Diabetes cost in US totaled $218b in '07
TRENTON, N.J. - As diabetes rapidly becomes one of the world's most common diseases, its financial cost is mounting, too, to well over $200 billion a year in the United States alone, says a study released yesterday.
The study puts the total at $218 billion last year - the first comprehensive estimate of the financial toll diabetes takes, according to Danish drug maker Novo Nordisk A/S, which paid for the study.

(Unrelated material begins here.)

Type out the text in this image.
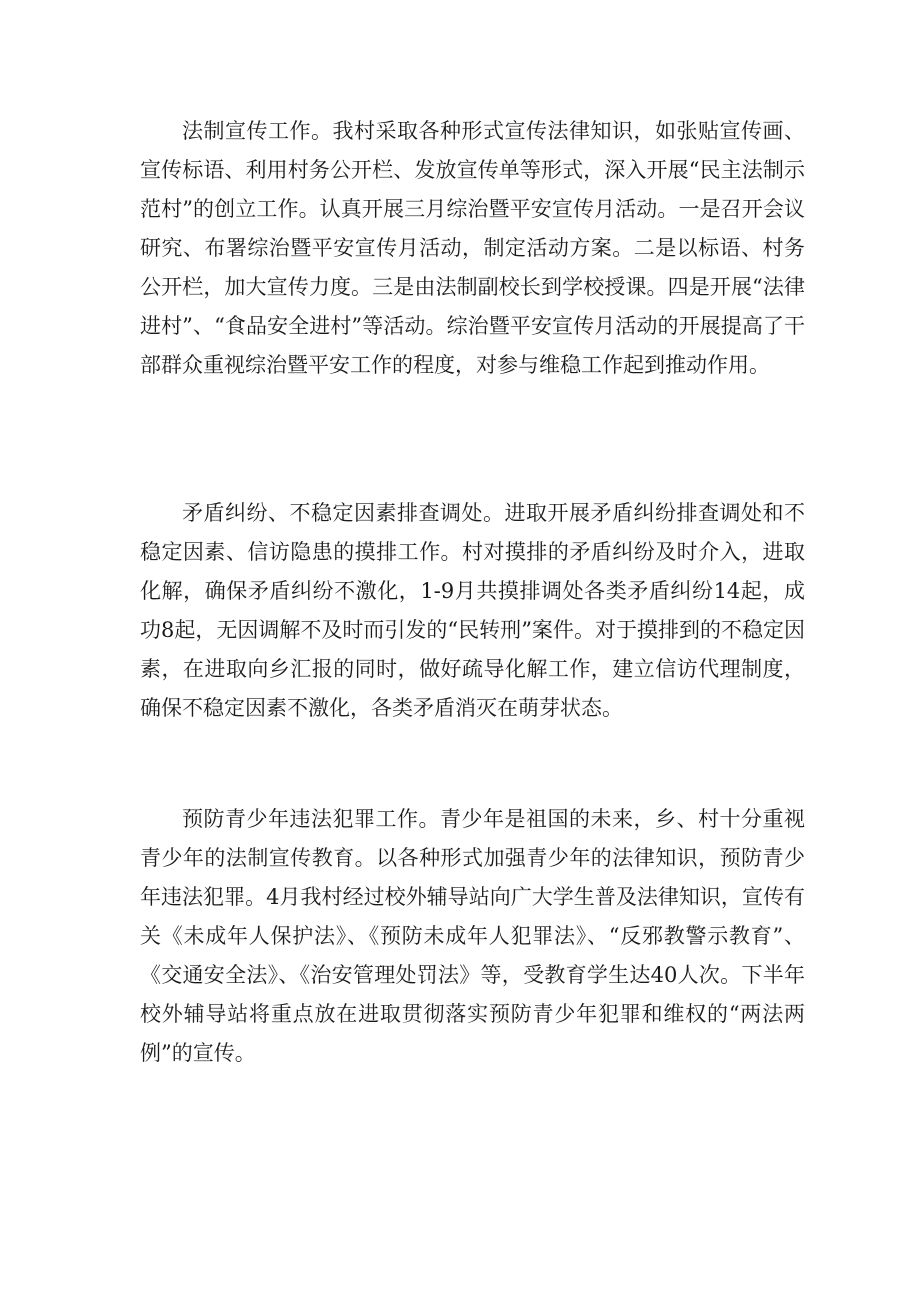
法制宣传工作。我村采取各种形式宣传法律知识，如张贴宣传画、宣传标语、利用村务公开栏、发放宣传单等形式，深入开展“民主法制示范村”的创立工作。认真开展三月综治暨平安宣传月活动。一是召开会议研究、布署综治暨平安宣传月活动，制定活动方案。二是以标语、村务公开栏，加大宣传力度。三是由法制副校长到学校授课。四是开展“法律进村”、“食品安全进村”等活动。综治暨平安宣传月活动的开展提高了干部群众重视综治暨平安工作的程度，对参与维稳工作起到推动作用。

矛盾纠纷、不稳定因素排查调处。进取开展矛盾纠纷排查调处和不稳定因素、信访隐患的摸排工作。村对摸排的矛盾纠纷及时介入，进取化解，确保矛盾纠纷不激化，1-9月共摸排调处各类矛盾纠纷14起，成功8起，无因调解不及时而引发的“民转刑”案件。对于摸排到的不稳定因素，在进取向乡汇报的同时，做好疏导化解工作，建立信访代理制度，确保不稳定因素不激化，各类矛盾消灭在萌芽状态。

预防青少年违法犯罪工作。青少年是祖国的未来，乡、村十分重视青少年的法制宣传教育。以各种形式加强青少年的法律知识，预防青少年违法犯罪。4月我村经过校外辅导站向广大学生普及法律知识，宣传有关《未成年人保护法》、《预防未成年人犯罪法》、“反邪教警示教育”、《交通安全法》、《治安管理处罚法》等，受教育学生达40人次。下半年校外辅导站将重点放在进取贯彻落实预防青少年犯罪和维权的“两法两例”的宣传。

That figure includes direct medical care costs, from insulin and pills for controlling blood sugar to amputations and hospitalizations, plus indirect costs such as lost productivity, disability, and early retirement.
The $218 billion amounts to about 10 percent of all US healthcare spending by government and the public, about $2.1 trillion in 2006, and nearly half the $448.5 billion cost of heart disease and stroke.
The study, conducted by Lewin Group consultants, estimates costs for people known to have Type 1 or Type 2 diabetes at $174.4 billion combined, a total previously reported by Novo Nordisk, the world's top producer of insulin and the maker of diabetes pills NovoNorm and Prandin. That study was done with the American Diabetes Association.
Already, the federal government spends more than $85 billion a year - about one in eight healthcare dollars - on diabetes.